Ária final: a ameaça laranja
O diretor tenta entender os últimos acontecimentos da política americana com um olhar crítico mas otimista, à maneira carioca
Parafraseando o titulo da série de TV “Orange is the new black”, pergunto: “orange is the new threat?”. Aristóteles temia que, em uma democracia, um demagogo rico e talentoso pudesse facilmente dominar a mente da população; a descobrir agora, se chegamos à ária final dessa ópera ou por quanto tempo ainda a prima-donna cantará.
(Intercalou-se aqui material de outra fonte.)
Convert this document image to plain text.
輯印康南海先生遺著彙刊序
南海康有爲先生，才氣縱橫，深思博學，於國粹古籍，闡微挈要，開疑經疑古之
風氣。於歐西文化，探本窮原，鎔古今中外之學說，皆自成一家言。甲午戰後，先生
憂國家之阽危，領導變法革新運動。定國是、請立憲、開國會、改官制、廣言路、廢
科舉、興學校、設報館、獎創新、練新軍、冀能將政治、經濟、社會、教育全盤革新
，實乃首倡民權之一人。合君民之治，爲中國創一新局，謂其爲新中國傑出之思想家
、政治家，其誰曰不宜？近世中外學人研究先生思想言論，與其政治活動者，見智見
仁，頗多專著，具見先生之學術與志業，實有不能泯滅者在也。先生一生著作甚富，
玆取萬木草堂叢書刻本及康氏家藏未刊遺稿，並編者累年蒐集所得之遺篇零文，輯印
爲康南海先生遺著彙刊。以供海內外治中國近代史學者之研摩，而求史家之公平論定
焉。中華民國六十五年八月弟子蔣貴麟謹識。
Já diz o provérbio em inglês (não desprovido de certa gordofobia): “It ain’t over till the fat lady sings.“
Mas antes, uma história. Há alguns anos, não muitos, vivi uma aventura em Lisboa. Num janeiro como agora, tomei um táxi e o motorista tentou trocar a nota de €50 que lhe dei por uma de €5; o golpe de fazer o turista achar que havia se confundido com o dinheiro estrangeiro. Óbvio que, eu sendo eu, sabia até o número de séria e quantidade de amassados da nota. Armei um banzé, e se esse termo não existia no dicionário lisboeta, alí começou a integrar a gramática lusitana: raptei as chave do carro e sai andando na direção oposta ao trânsito, numa cena que durou até a polícia chegar. Na delegacia, a nota de €50 foi descoberta escondida no bolso do taxista. Por sorte, era outra época e a moda do dinheiro na cueca ainda não havia estourado. Depois, aposentado da Liga da Justiça não mais banquei o Batman; se tentei vestir um herói, deve ter sido algo mais para Siegfried ou Werther, com um quê de sonhador. Foquei em personagens mais operísticos. Porém, o desfecho da história — ou antes sua ‘moral’ — ainda não contei..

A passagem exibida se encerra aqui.